In recent years, in order to alleviate the increasingly serious energy crisis and environmental protection pressure, in addition to the long-distance transportation of compressed shale gas and liquefied shale gas, shale gas has also been directly used for power generation applications. A large-capacity shale gas power station is directly built in the area where shale gas is mined, and then transmitted to long-distance power users through traditional high-voltage transmission lines. Because shale gas mining areas are often far away from large and medium-sized urban areas with concentrated electricity consumption, traditional high-voltage transmission methods will inevitably bring about the cost of construction and maintenance of high-voltage overhead transmission lines.

Contents of the invention

In order to solve the above technical problems, the present invention provides a liquefied shale gas-liquid nitrogen-superconducting DC cable composite energy transmission system.

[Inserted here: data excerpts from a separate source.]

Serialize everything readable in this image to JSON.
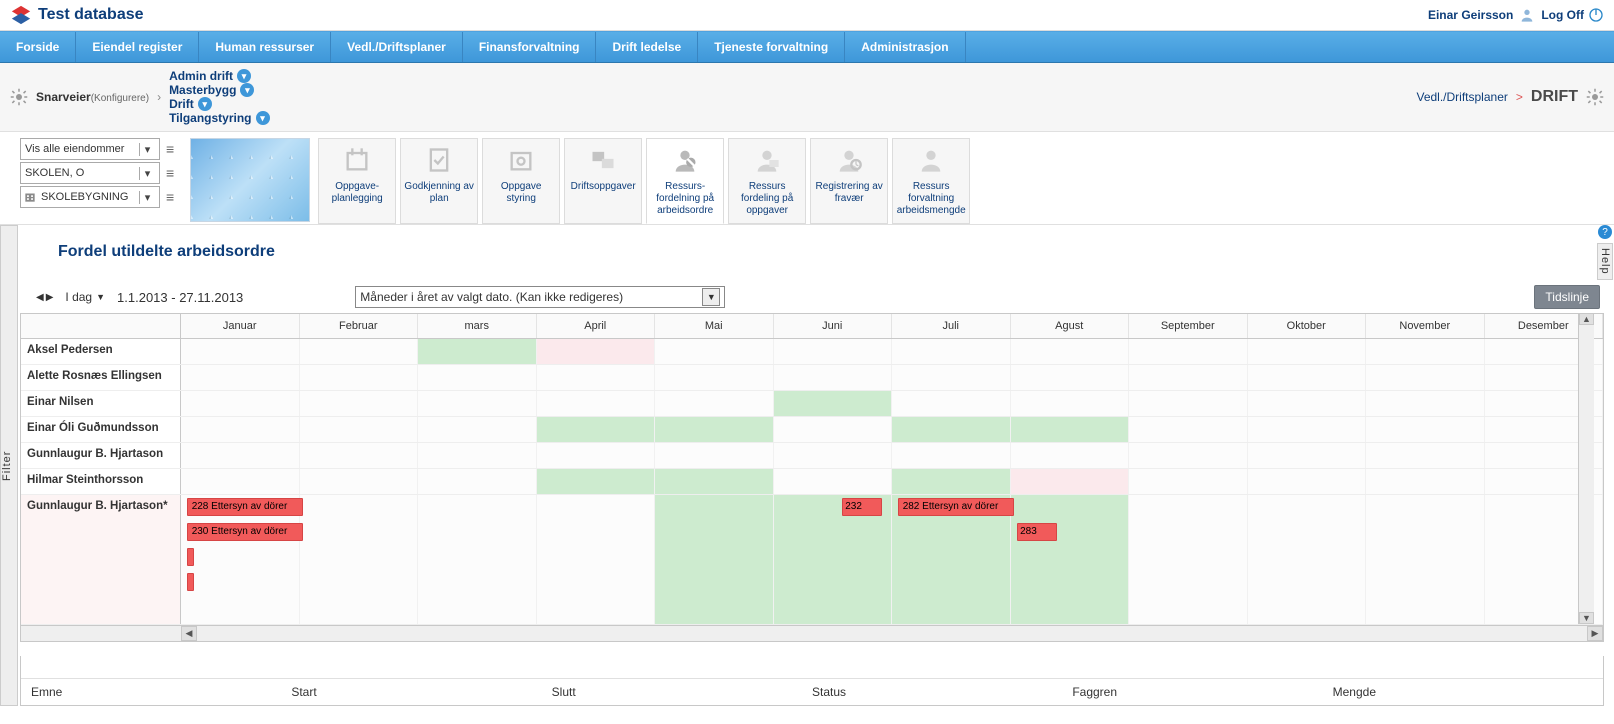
{
  "header": {
    "title": "Test database",
    "user": "Einar Geirsson",
    "logoff": "Log Off"
  },
  "main_menu": [
    "Forside",
    "Eiendel register",
    "Human ressurser",
    "Vedl./Driftsplaner",
    "Finansforvaltning",
    "Drift ledelse",
    "Tjeneste forvaltning",
    "Administrasjon"
  ],
  "shortcuts": {
    "label": "Snarveier",
    "configure": "(Konfigurere)",
    "items": [
      "Admin drift",
      "Masterbygg",
      "Drift",
      "Tilgangstyring"
    ],
    "breadcrumb_module": "Vedl./Driftsplaner",
    "breadcrumb_sep": ">",
    "breadcrumb_current": "DRIFT"
  },
  "filters": {
    "select1": "Vis alle eiendommer",
    "select2": "SKOLEN, O",
    "select3": "SKOLEBYGNING"
  },
  "ribbon": [
    {
      "label": "Oppgave-\nplanlegging"
    },
    {
      "label": "Godkjenning av\nplan"
    },
    {
      "label": "Oppgave\nstyring"
    },
    {
      "label": "Driftsoppgaver"
    },
    {
      "label": "Ressurs-\nfordelning på\narbeidsordre",
      "active": true
    },
    {
      "label": "Ressurs\nfordeling på\noppgaver"
    },
    {
      "label": "Registrering av\nfravær"
    },
    {
      "label": "Ressurs\nforvaltning\narbeidsmengde"
    }
  ],
  "page": {
    "title": "Fordel utildelte arbeidsordre"
  },
  "filter_tab": "Filter",
  "help_tab": "Help",
  "timeline": {
    "today": "I dag",
    "range": "1.1.2013 - 27.11.2013",
    "view_select": "Måneder i året av valgt dato. (Kan ikke redigeres)",
    "button": "Tidslinje",
    "months": [
      "Januar",
      "Februar",
      "mars",
      "April",
      "Mai",
      "Juni",
      "Juli",
      "Agust",
      "September",
      "Oktober",
      "November",
      "Desember"
    ],
    "rows": [
      {
        "name": "Aksel Pedersen",
        "bg": [
          null,
          null,
          "green",
          "pink",
          null,
          null,
          null,
          null,
          null,
          null,
          null,
          null
        ]
      },
      {
        "name": "Alette Rosnæs Ellingsen",
        "bg": [
          null,
          null,
          null,
          null,
          null,
          null,
          null,
          null,
          null,
          null,
          null,
          null
        ]
      },
      {
        "name": "Einar Nilsen",
        "bg": [
          null,
          null,
          null,
          null,
          null,
          "green",
          null,
          null,
          null,
          null,
          null,
          null
        ]
      },
      {
        "name": "Einar Óli Guðmundsson",
        "bg": [
          null,
          null,
          null,
          "green",
          "green",
          null,
          "green",
          "green",
          null,
          null,
          null,
          null
        ]
      },
      {
        "name": "Gunnlaugur B. Hjartason",
        "bg": [
          null,
          null,
          null,
          null,
          null,
          null,
          null,
          null,
          null,
          null,
          null,
          null
        ]
      },
      {
        "name": "Hilmar Steinthorsson",
        "bg": [
          null,
          null,
          null,
          "green",
          "green",
          null,
          "green",
          "pink",
          null,
          null,
          null,
          null
        ]
      }
    ],
    "task_row": {
      "name": "Gunnlaugur B. Hjartason*",
      "bg_green_cols": [
        4,
        5,
        6,
        7
      ],
      "tasks_line1": [
        {
          "label": "228 Ettersyn av dörer",
          "left_pct": 0.4,
          "width_pct": 8.2
        },
        {
          "label": "232",
          "left_pct": 46.5,
          "width_pct": 2.8
        },
        {
          "label": "282 Ettersyn av dörer",
          "left_pct": 50.4,
          "width_pct": 8.2
        }
      ],
      "tasks_line2": [
        {
          "label": "230 Ettersyn av dörer",
          "left_pct": 0.4,
          "width_pct": 8.2
        },
        {
          "label": "283",
          "left_pct": 58.8,
          "width_pct": 2.8
        }
      ],
      "tasks_line3": [
        {
          "label": "",
          "left_pct": 0.4,
          "width_pct": 0.5
        }
      ],
      "tasks_line4": [
        {
          "label": "",
          "left_pct": 0.4,
          "width_pct": 0.5
        }
      ]
    }
  },
  "bottom_headers": [
    "Emne",
    "Start",
    "Slutt",
    "Status",
    "Faggren",
    "Mengde"
  ]
}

In order to realize the above-mentioned purpose of the invention, the technical scheme that the present invention adopts is:

A liquefied shale gas-liquid nitrogen-superconducting DC cable composite energy transmission system includes a composite energy generation subsystem, a composite energy transmission subsystem and a composite energy receiving subsystem, wherein the composite energy generation subsystem After the shale gas, use part of the gaseous shale gas to generate electricity and convert the rest of the gaseous shale gas into liquefied shale gas, and convert the nitrogen in the air fed into the composite energy generation subsystem into liquid nitrogen ; The composite energy transmission subsystem transports the liquefied shale gas, liquid nitrogen and electric energy produced by the composite energy generation subsystem to the composite energy receiving subsystem;

Moreover, the liquid nitrogen transported through the composite energy transmission subsystem is used to cool the liquefied shale gas transmission pipeline and the superconducting DC cable in the composite energy transmission subsystem, wherein the liquefied shale gas transmission pipeline , used to transmit liquefied shale gas; the superconducting DC cable is used to transmit the electric energy generated by the composite energy generation subsystem.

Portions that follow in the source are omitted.